« La preuve c’est que, avec les missionnaires, qui ne sauraient écrire de romans, et pour cause, les administrateurs des colonies, seuls, connaissent l’intérieur de nos colonies. Bien que je tienne en haute estime le talent d’un Robert Randau et d’un Daguerches, et que je ne dédaigne nullement les qualités un peu brutales de l’auteur de Batouala, il faut bien admettre que ces écrivains n’ont pas eu, auprès du public, le succès universel de Loti et de Farrère… Mais c’est aussi qu’il ne convient pas de dire des choses entièrement ignorées du lecteur, de peindre des spectacles et des mortels qui n’ont aucun rapport avec les spectacles et les mortels dont nous avons la notion. C’est surtout en exotisme qu’un peu de cosmopolitisme est indispensable.

— Pour résumer, vous considérez que les professions d’officier de marine et de diplomate sont plus spécialement littéraires ?

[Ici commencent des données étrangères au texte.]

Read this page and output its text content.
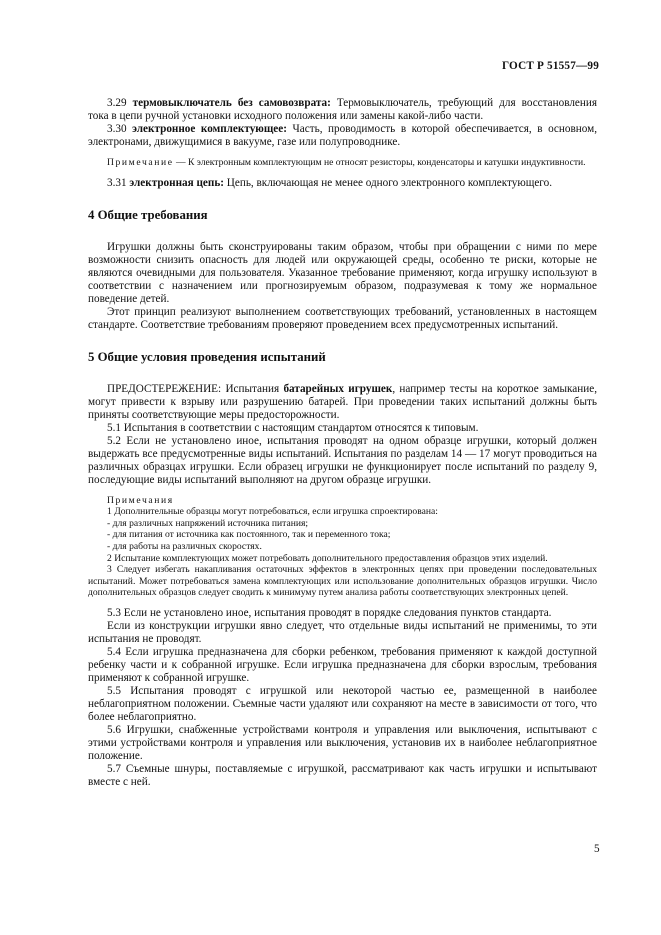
ГОСТ Р 51557—99

3.29 термовыключатель без самовозврата: Термовыключатель, требующий для восстановления тока в цепи ручной установки исходного положения или замены какой-либо части.

3.30 электронное комплектующее: Часть, проводимость в которой обеспечивается, в основном, электронами, движущимися в вакууме, газе или полупроводнике.

Примечание — К электронным комплектующим не относят резисторы, конденсаторы и катушки индуктивности.

3.31 электронная цепь: Цепь, включающая не менее одного электронного комплектующего.

4 Общие требования

Игрушки должны быть сконструированы таким образом, чтобы при обращении с ними по мере возможности снизить опасность для людей или окружающей среды, особенно те риски, которые не являются очевидными для пользователя. Указанное требование применяют, когда игрушку используют в соответствии с назначением или прогнозируемым образом, подразумевая к тому же нормальное поведение детей.

Этот принцип реализуют выполнением соответствующих требований, установленных в настоящем стандарте. Соответствие требованиям проверяют проведением всех предусмотренных испытаний.

5 Общие условия проведения испытаний

ПРЕДОСТЕРЕЖЕНИЕ: Испытания батарейных игрушек, например тесты на короткое замыкание, могут привести к взрыву или разрушению батарей. При проведении таких испытаний должны быть приняты соответствующие меры предосторожности.

5.1 Испытания в соответствии с настоящим стандартом относятся к типовым.

5.2 Если не установлено иное, испытания проводят на одном образце игрушки, который должен выдержать все предусмотренные виды испытаний. Испытания по разделам 14 — 17 могут проводиться на различных образцах игрушки. Если образец игрушки не функционирует после испытаний по разделу 9, последующие виды испытаний выполняют на другом образце игрушки.

Примечания

1 Дополнительные образцы могут потребоваться, если игрушка спроектирована:

- для различных напряжений источника питания;

- для питания от источника как постоянного, так и переменного тока;

- для работы на различных скоростях.

2 Испытание комплектующих может потребовать дополнительного предоставления образцов этих изделий.

3 Следует избегать накапливания остаточных эффектов в электронных цепях при проведении последовательных испытаний. Может потребоваться замена комплектующих или использование дополнительных образцов игрушки. Число дополнительных образцов следует сводить к минимуму путем анализа работы соответствующих электронных цепей.

5.3 Если не установлено иное, испытания проводят в порядке следования пунктов стандарта.

Если из конструкции игрушки явно следует, что отдельные виды испытаний не применимы, то эти испытания не проводят.

5.4 Если игрушка предназначена для сборки ребенком, требования применяют к каждой доступной ребенку части и к собранной игрушке. Если игрушка предназначена для сборки взрослым, требования применяют к собранной игрушке.

5.5 Испытания проводят с игрушкой или некоторой частью ее, размещенной в наиболее неблагоприятном положении. Съемные части удаляют или сохраняют на месте в зависимости от того, что более неблагоприятно.

5.6 Игрушки, снабженные устройствами контроля и управления или выключения, испытывают с этими устройствами контроля и управления или выключения, установив их в наиболее неблагоприятное положение.

5.7 Съемные шнуры, поставляемые с игрушкой, рассматривают как часть игрушки и испытывают вместе с ней.

5
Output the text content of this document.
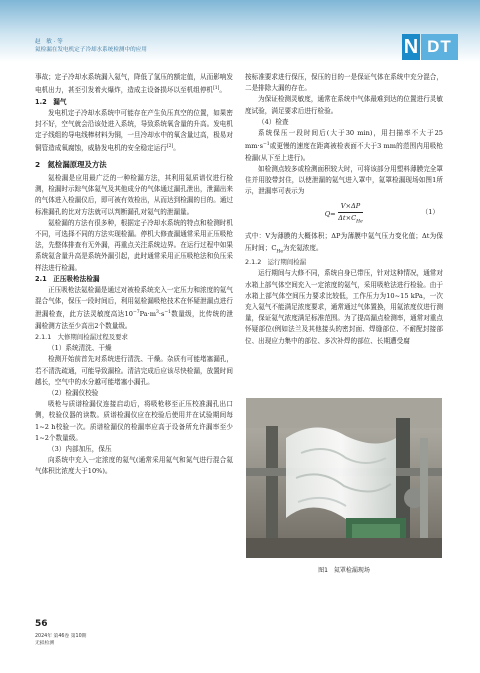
赵　敏 · 等
氦检漏在发电机定子冷却水系统检测中的应用	N DT

事故；定子冷却水系统漏入氦气，降低了氢压的额定值，从而影响发电机出力，甚至引发着火爆炸，造成主设备损坏以至机组停机[1]。

1.2　漏气

发电机定子冷却水系统中可能存在产生负压真空的位置，如果密封不好，空气就会沿该处进入系统，导致系统氧含量的升高。发电机定子线组的导电线棒材料为铜，一旦冷却水中的氧含量过高，极易对铜管造成氧腐蚀，威胁发电机的安全稳定运行[2]。

2　氦检漏原理及方法

氦检漏是应用最广泛的一种检漏方法，其利用氦质谱仪进行检测，检漏时示踪气体氦气及其他成分的气体通过漏孔泄出，泄漏出来的气体进入检漏仪后，即可被有效检出，从而达到检漏的目的。通过标准漏孔的比对方法就可以判断漏孔对氦气的泄漏量。

氦检漏的方法有很多种，根据定子冷却水系统的特点和检测时机不同，可选择不同的方法实现检漏。停机大修查漏通常采用正压吸枪法，先整体排查有无外漏，再重点关注系统边界。在运行过程中如果系统氦含量升高是系统外漏引起，此时通常采用正压吸枪法和负压采样法进行检漏。

2.1　正压吸枪法检漏

正压吸枪法氦检漏是通过对被检系统充入一定压力和浓度的氦气混合气体，保压一段时间后，利用氦检漏吸枪技术在怀疑泄漏点进行泄漏检查，此方法灵敏度高达$10^{-7}Pa\cdot m^3\cdot s^{-1}$数量级，比传统的泄漏检测方法至少高出2个数量级。

2.1.1　大修期间检漏过程及要求

（1）系统清洗、干燥

检测开始前首先对系统进行清洗、干燥。杂质有可能堵塞漏孔，若不清洗疏通，可能导致漏检。清洁完成后应该尽快检漏，放置时间越长，空气中的水分越可能堵塞小漏孔。

（2）检漏仪校验

吸枪与质谱检漏仪连接启动后，将吸枪移至正压校准漏孔出口侧，校验仪器的读数。质谱检漏仪应在校验后使用并在试验期间每1~2 h校验一次。质谱检漏仪的检漏率应高于设备所允许漏率至少1~2个数量级。

（3）内部加压，保压

向系统中充入一定浓度的氦气(通常采用氦气和氮气进行混合氦气体积比浓度大于10%)。

按标准要求进行保压，保压的目的一是保证气体在系统中充分混合，二是排除大漏的存在。

为保证检测灵敏度，通常在系统中气体最难到达的位置进行灵敏度试验，满足要求后进行检验。

（4）检查

系统保压一段时间后(大于30 min)，用扫描率不大于25 $mm\cdot s^{-1}$或更慢的速度在距离被检表面不大于3 mm的范围内用吸枪检漏(从下至上进行)。

如检测点较多或检测面积较大时，可将该部分用塑料薄膜完全罩住并用胶带封住，以使泄漏的氦气进入罩中，氦罩检漏现场如图1所示，泄漏率可表示为

$Q= \frac{V\times\Delta P}{\Delta t\times C_{He}}$	（1）

式中：V为薄膜的大概体积；ΔP为薄膜中氦气压力变化值；Δt为保压时间；$C_{He}$为充氦浓度。

2.1.2　运行期间检漏

运行期间与大修不同，系统自身已带压，针对这种情况，通常对水箱上部气体空间充入一定浓度的氦气，采用吸枪法进行检验。由于水箱上部气体空间压力要求比较低，工作压力为10~15 kPa，一次充入氦气不能满足浓度要求，通常通过气体置换，用氦浓度仪进行测量，保证氦气浓度满足标准范围。为了提高漏点检测率，通常对重点怀疑部位(例如法兰及其他接头的密封面、焊缝部位、不耐配封接部位、出现应力集中的部位、多次补焊的部位、长期遭受腐

图1　氦罩检漏现场
56
2024年 第46卷 第10期
无损检测
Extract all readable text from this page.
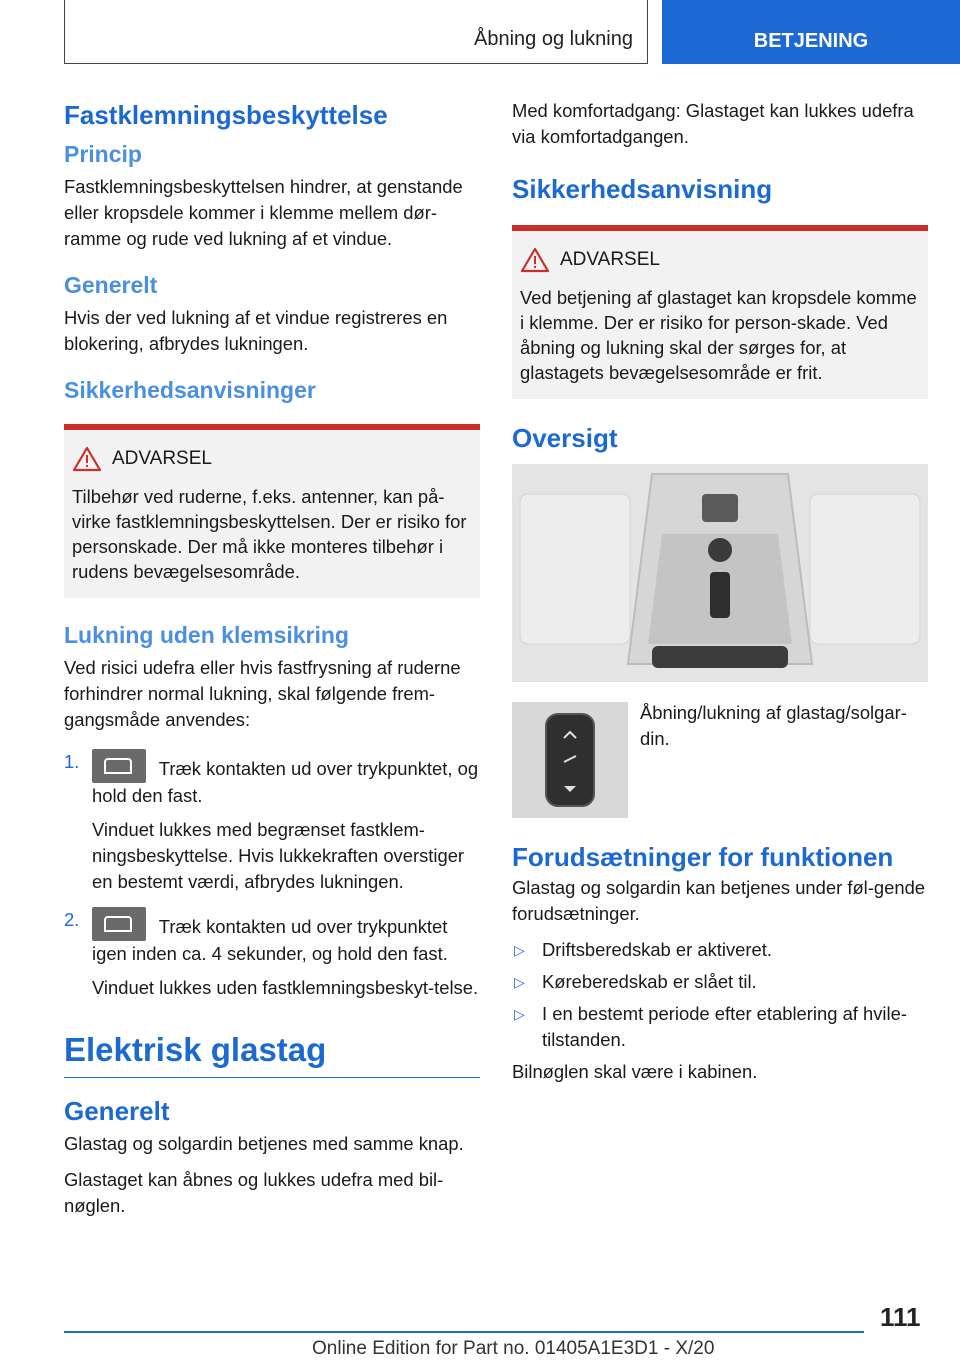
Åbning og lukning	BETJENING
Fastklemningsbeskyttelse
Princip

Fastklemningsbeskyttelsen hindrer, at genstande eller kropsdele kommer i klemme mellem dør-ramme og rude ved lukning af et vindue.

Generelt

Hvis der ved lukning af et vindue registreres en blokering, afbrydes lukningen.

Sikkerhedsanvisninger
ADVARSEL

Tilbehør ved ruderne, f.eks. antenner, kan på-virke fastklemningsbeskyttelsen. Der er risiko for personskade. Der må ikke monteres tilbehør i rudens bevægelsesområde.

Lukning uden klemsikring

Ved risici udefra eller hvis fastfrysning af ruderne forhindrer normal lukning, skal følgende frem-gangsmåde anvendes:

1.	Træk kontakten ud over trykpunktet, og hold den fast.

Vinduet lukkes med begrænset fastklem-ningsbeskyttelse. Hvis lukkekraften overstiger en bestemt værdi, afbrydes lukningen.

2.	Træk kontakten ud over trykpunktet igen inden ca. 4 sekunder, og hold den fast.

Vinduet lukkes uden fastklemningsbeskyt-telse.

Elektrisk glastag
Generelt

Glastag og solgardin betjenes med samme knap.

Glastaget kan åbnes og lukkes udefra med bil-nøglen.

Med komfortadgang: Glastaget kan lukkes udefra via komfortadgangen.

Sikkerhedsanvisning
ADVARSEL

Ved betjening af glastaget kan kropsdele komme i klemme. Der er risiko for person-skade. Ved åbning og lukning skal der sørges for, at glastagets bevægelsesområde er frit.

Oversigt

Åbning/lukning af glastag/solgar-din.

Forudsætninger for funktionen

Glastag og solgardin kan betjenes under føl-gende forudsætninger.

▷ Driftsberedskab er aktiveret.
▷ Køreberedskab er slået til.
▷ I en bestemt periode efter etablering af hvile-tilstanden.

Bilnøglen skal være i kabinen.

111
Online Edition for Part no. 01405A1E3D1 - X/20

— Pour le moment ! Cela peut changer avec les époques. Il y a vingt ans, le lecteur français se moquait pas mal de savoir comment vivait et réagissait, chez lui, sur son sol, un Anglais ou un Allemand. Il se contentait, à leur égard, de clichés de théâtre. Le bouleversement de la guerre a changé tout cela. Nous voulons qu’on nous montre de vrais Anglais, de vrais Allemands. Mais si les suites de la guerre transforment — comme il apparaît — notre société française, ce seront sans doute les Français qui redeviendront pour eux-mêmes le plus intéressant sujet d’étude. Et dans ce cas les meilleurs postes d’observation, pour un écrivain, seront les carrières d’avoué, d’avocat — peut-être même de sous-préfet, si les sous-préfets existent encore ! »

CHAPITRE V
PREMIERS ESSAIS, PREMIERS ÉCHECS

Un événement qu’on peut qualifier d’entièrement inattendu précipita en quelque mesure les premiers essais de Pamphile. Je reçus de sa mère une lettre attendrissante. Pamphile a vingt-trois ans. Ce n’est pas, d’ordinaire, l’âge de la grande passion, mais c’est celui des sottises que l’on prend au sérieux : Pamphile avait « une liaison ». Sa mère a le bonheur d’être née dans une province, et un milieu, qui retardent sur Paris de deux décades au moins. Il y a vingt ans, aux jours de sa jeunesse, les mœurs et le style des femmes y étaient restés tels que sous le second Empire. C’est donc en phrases touchantes, qui rappelaient à la fois celles de M. Octave Feuillet et du journal de Marguerite avant sa première communion, que mon amie m’avertissait, me demandant conseil, de ce fâcheux événement : « Qu’il est facile de succomber, disait-elle plaintivement (mais non pas, je vous prie de l’observer, sans une apparence de saine psychologie et même de simple sens commun), quand la nature commence à parler ! »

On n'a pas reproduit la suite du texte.